I am not going to come to the Chamber and tell the Minister she needs to change the immigration system. Other people may do that but I am not, because I am not afraid of an immigrant. I am afraid of the lunatic who wants to set something on fire. I am afraid of the person who wants to block a road. I am afraid of the person who thinks they can board a bus and check the passport of somebody who is not white. I am afraid of that person and I do not want anybody I love anywhere near that person. We are at a crossroads in this debate, and maybe we are unfortunate because this is an election year. That is probably the reason the Government has so many councillors getting excited about it and so many Ministers changing their tone.
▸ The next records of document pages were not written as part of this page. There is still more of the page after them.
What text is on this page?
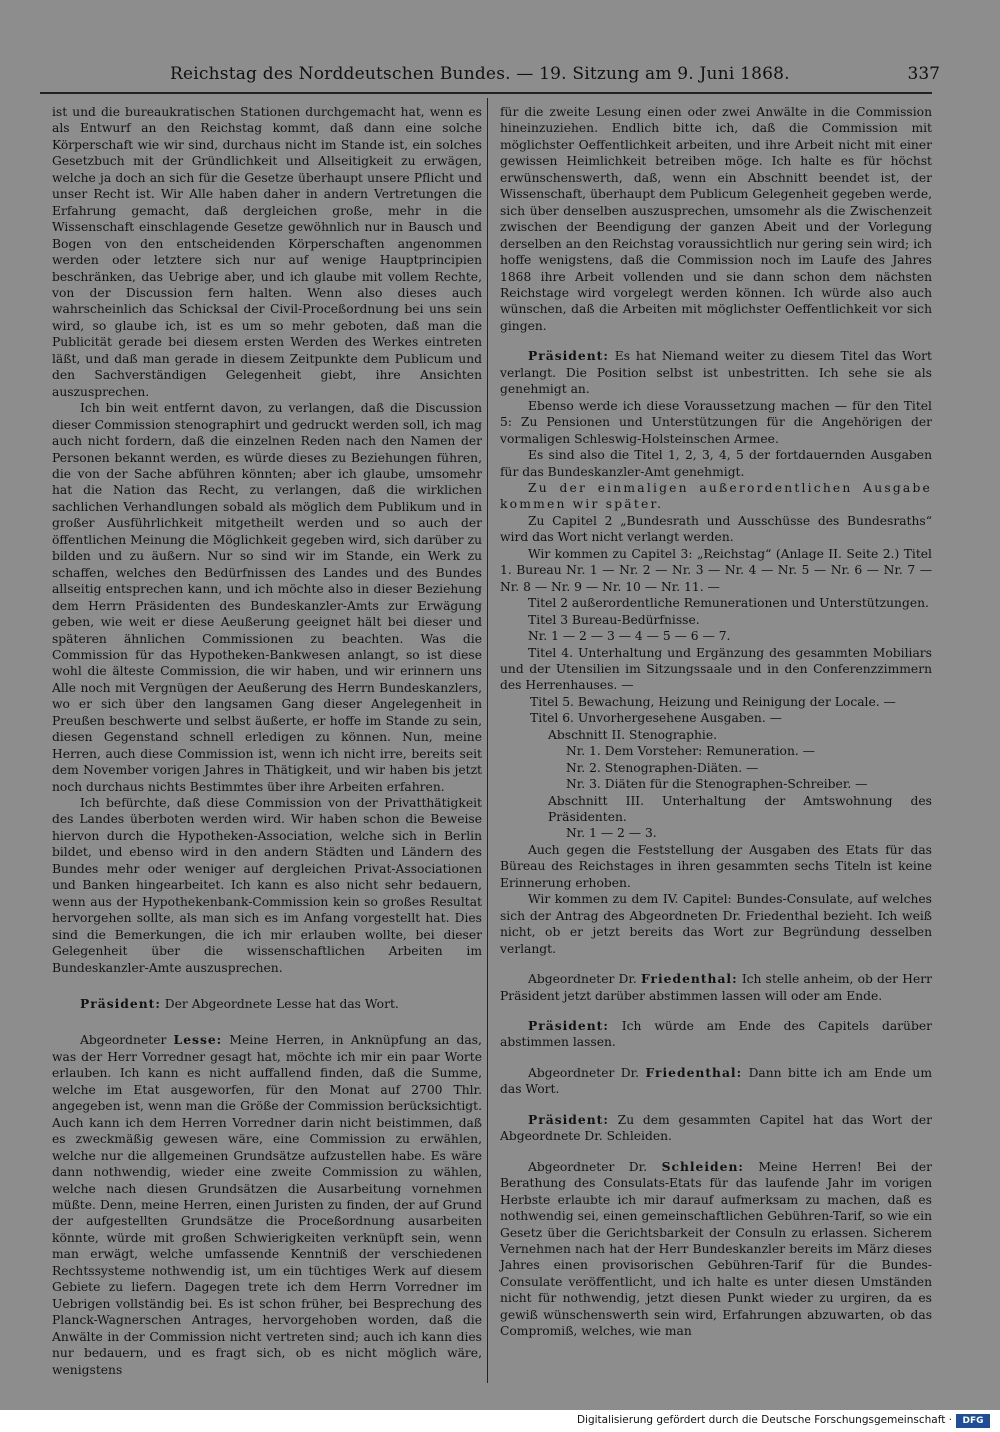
Reichstag des Norddeutschen Bundes. — 19. Sitzung am 9. Juni 1868.	337

ist und die bureaukratischen Stationen durchgemacht hat, wenn es als Entwurf an den Reichstag kommt, daß dann eine solche Körperschaft wie wir sind, durchaus nicht im Stande ist, ein solches Gesetzbuch mit der Gründlichkeit und Allseitigkeit zu erwägen, welche ja doch an sich für die Gesetze überhaupt unsere Pflicht und unser Recht ist. Wir Alle haben daher in andern Vertretungen die Erfahrung gemacht, daß dergleichen große, mehr in die Wissenschaft einschlagende Gesetze gewöhnlich nur in Bausch und Bogen von den entscheidenden Körperschaften angenommen werden oder letztere sich nur auf wenige Hauptprincipien beschränken, das Uebrige aber, und ich glaube mit vollem Rechte, von der Discussion fern halten. Wenn also dieses auch wahrscheinlich das Schicksal der Civil-Proceßordnung bei uns sein wird, so glaube ich, ist es um so mehr geboten, daß man die Publicität gerade bei diesem ersten Werden des Werkes eintreten läßt, und daß man gerade in diesem Zeitpunkte dem Publicum und den Sachverständigen Gelegenheit giebt, ihre Ansichten auszusprechen.

Ich bin weit entfernt davon, zu verlangen, daß die Discussion dieser Commission stenographirt und gedruckt werden soll, ich mag auch nicht fordern, daß die einzelnen Reden nach den Namen der Personen bekannt werden, es würde dieses zu Beziehungen führen, die von der Sache abführen könnten; aber ich glaube, umsomehr hat die Nation das Recht, zu verlangen, daß die wirklichen sachlichen Verhandlungen sobald als möglich dem Publikum und in großer Ausführlichkeit mitgetheilt werden und so auch der öffentlichen Meinung die Möglichkeit gegeben wird, sich darüber zu bilden und zu äußern. Nur so sind wir im Stande, ein Werk zu schaffen, welches den Bedürfnissen des Landes und des Bundes allseitig entsprechen kann, und ich möchte also in dieser Beziehung dem Herrn Präsidenten des Bundeskanzler-Amts zur Erwägung geben, wie weit er diese Aeußerung geeignet hält bei dieser und späteren ähnlichen Commissionen zu beachten. Was die Commission für das Hypotheken-Bankwesen anlangt, so ist diese wohl die älteste Commission, die wir haben, und wir erinnern uns Alle noch mit Vergnügen der Aeußerung des Herrn Bundeskanzlers, wo er sich über den langsamen Gang dieser Angelegenheit in Preußen beschwerte und selbst äußerte, er hoffe im Stande zu sein, diesen Gegenstand schnell erledigen zu können. Nun, meine Herren, auch diese Commission ist, wenn ich nicht irre, bereits seit dem November vorigen Jahres in Thätigkeit, und wir haben bis jetzt noch durchaus nichts Bestimmtes über ihre Arbeiten erfahren.

Ich befürchte, daß diese Commission von der Privatthätigkeit des Landes überboten werden wird. Wir haben schon die Beweise hiervon durch die Hypotheken-Association, welche sich in Berlin bildet, und ebenso wird in den andern Städten und Ländern des Bundes mehr oder weniger auf dergleichen Privat-Associationen und Banken hingearbeitet. Ich kann es also nicht sehr bedauern, wenn aus der Hypothekenbank-Commission kein so großes Resultat hervorgehen sollte, als man sich es im Anfang vorgestellt hat. Dies sind die Bemerkungen, die ich mir erlauben wollte, bei dieser Gelegenheit über die wissenschaftlichen Arbeiten im Bundeskanzler-Amte auszusprechen.

Präsident: Der Abgeordnete Lesse hat das Wort.

Abgeordneter Lesse: Meine Herren, in Anknüpfung an das, was der Herr Vorredner gesagt hat, möchte ich mir ein paar Worte erlauben. Ich kann es nicht auffallend finden, daß die Summe, welche im Etat ausgeworfen, für den Monat auf 2700 Thlr. angegeben ist, wenn man die Größe der Commission berücksichtigt. Auch kann ich dem Herren Vorredner darin nicht beistimmen, daß es zweckmäßig gewesen wäre, eine Commission zu erwählen, welche nur die allgemeinen Grundsätze aufzustellen habe. Es wäre dann nothwendig, wieder eine zweite Commission zu wählen, welche nach diesen Grundsätzen die Ausarbeitung vornehmen müßte. Denn, meine Herren, einen Juristen zu finden, der auf Grund der aufgestellten Grundsätze die Proceßordnung ausarbeiten könnte, würde mit großen Schwierigkeiten verknüpft sein, wenn man erwägt, welche umfassende Kenntniß der verschiedenen Rechtssysteme nothwendig ist, um ein tüchtiges Werk auf diesem Gebiete zu liefern. Dagegen trete ich dem Herrn Vorredner im Uebrigen vollständig bei. Es ist schon früher, bei Besprechung des Planck-Wagnerschen Antrages, hervorgehoben worden, daß die Anwälte in der Commission nicht vertreten sind; auch ich kann dies nur bedauern, und es fragt sich, ob es nicht möglich wäre, wenigstens

für die zweite Lesung einen oder zwei Anwälte in die Commission hineinzuziehen. Endlich bitte ich, daß die Commission mit möglichster Oeffentlichkeit arbeiten, und ihre Arbeit nicht mit einer gewissen Heimlichkeit betreiben möge. Ich halte es für höchst erwünschenswerth, daß, wenn ein Abschnitt beendet ist, der Wissenschaft, überhaupt dem Publicum Gelegenheit gegeben werde, sich über denselben auszusprechen, umsomehr als die Zwischenzeit zwischen der Beendigung der ganzen Abeit und der Vorlegung derselben an den Reichstag voraussichtlich nur gering sein wird; ich hoffe wenigstens, daß die Commission noch im Laufe des Jahres 1868 ihre Arbeit vollenden und sie dann schon dem nächsten Reichstage wird vorgelegt werden können. Ich würde also auch wünschen, daß die Arbeiten mit möglichster Oeffentlichkeit vor sich gingen.

Präsident: Es hat Niemand weiter zu diesem Titel das Wort verlangt. Die Position selbst ist unbestritten. Ich sehe sie als genehmigt an.

Ebenso werde ich diese Voraussetzung machen — für den Titel 5: Zu Pensionen und Unterstützungen für die Angehörigen der vormaligen Schleswig-Holsteinschen Armee.

Es sind also die Titel 1, 2, 3, 4, 5 der fortdauernden Ausgaben für das Bundeskanzler-Amt genehmigt.

Zu der einmaligen außerordentlichen Ausgabe kommen wir später.

Zu Capitel 2 „Bundesrath und Ausschüsse des Bundesraths“ wird das Wort nicht verlangt werden.

Wir kommen zu Capitel 3: „Reichstag“ (Anlage II. Seite 2.) Titel 1. Bureau Nr. 1 — Nr. 2 — Nr. 3 — Nr. 4 — Nr. 5 — Nr. 6 — Nr. 7 — Nr. 8 — Nr. 9 — Nr. 10 — Nr. 11. —

Titel 2 außerordentliche Remunerationen und Unterstützungen.

Titel 3 Bureau-Bedürfnisse.

Nr. 1 — 2 — 3 — 4 — 5 — 6 — 7.

Titel 4. Unterhaltung und Ergänzung des gesammten Mobiliars und der Utensilien im Sitzungssaale und in den Conferenzzimmern des Herrenhauses. —

Titel 5. Bewachung, Heizung und Reinigung der Locale. —

Titel 6. Unvorhergesehene Ausgaben. —

Abschnitt II. Stenographie.

Nr. 1. Dem Vorsteher: Remuneration. —

Nr. 2. Stenographen-Diäten. —

Nr. 3. Diäten für die Stenographen-Schreiber. —

Abschnitt III. Unterhaltung der Amtswohnung des Präsidenten.

Nr. 1 — 2 — 3.

Auch gegen die Feststellung der Ausgaben des Etats für das Büreau des Reichstages in ihren gesammten sechs Titeln ist keine Erinnerung erhoben.

Wir kommen zu dem IV. Capitel: Bundes-Consulate, auf welches sich der Antrag des Abgeordneten Dr. Friedenthal bezieht. Ich weiß nicht, ob er jetzt bereits das Wort zur Begründung desselben verlangt.

Abgeordneter Dr. Friedenthal: Ich stelle anheim, ob der Herr Präsident jetzt darüber abstimmen lassen will oder am Ende.

Präsident: Ich würde am Ende des Capitels darüber abstimmen lassen.

Abgeordneter Dr. Friedenthal: Dann bitte ich am Ende um das Wort.

Präsident: Zu dem gesammten Capitel hat das Wort der Abgeordnete Dr. Schleiden.

Abgeordneter Dr. Schleiden: Meine Herren! Bei der Berathung des Consulats-Etats für das laufende Jahr im vorigen Herbste erlaubte ich mir darauf aufmerksam zu machen, daß es nothwendig sei, einen gemeinschaftlichen Gebühren-Tarif, so wie ein Gesetz über die Gerichtsbarkeit der Consuln zu erlassen. Sicherem Vernehmen nach hat der Herr Bundeskanzler bereits im März dieses Jahres einen provisorischen Gebühren-Tarif für die Bundes-Consulate veröffentlicht, und ich halte es unter diesen Umständen nicht für nothwendig, jetzt diesen Punkt wieder zu urgiren, da es gewiß wünschenswerth sein wird, Erfahrungen abzuwarten, ob das Compromiß, welches, wie man

Digitalisierung gefördert durch die Deutsche Forschungsgemeinschaft ·	DFG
Even so, the Minister, Deputy McEntee, will have to respect my view that it is stunningly hypocritical of her party leader and Taoiseach, Leo Varadkar, to start talking about clamping down on illegal immigration while going over to the States and demanding that the US introduce a different regime for illegal Irish over there.

This is domestic terrorism. This is people taking the law into their own hands and if this is not stopped and arrested, somebody is going to die. Let us recast our brains here. Let us recast our moral compass and treat this debate with the seriousness it deserves such that, when it comes to it, there is a line beneath which none of us should fall. We hear that people have genuine concerns and a right to express their view - absolutely - but we have to step back, as a collective in Irish politics, and say that, actually, when it comes down to it, you do not have the right to block a road. You do not have the right to intimidate women and children, to spread lies or to set something on fire. That is the baseline. That is today's conversation. Issues people may have with communication, the immigration process or the asylum process, I would respectfully suggest, are probably for another day. We are talking about people setting buildings on fire and it is a disgrace that in response to that, what we are getting from the Government are terms such as "clampdown", "crackdown" and "deportation".

Government members will not be using any of those phrases when talking about the undocumented Irish when they are in the White House in three weeks' time.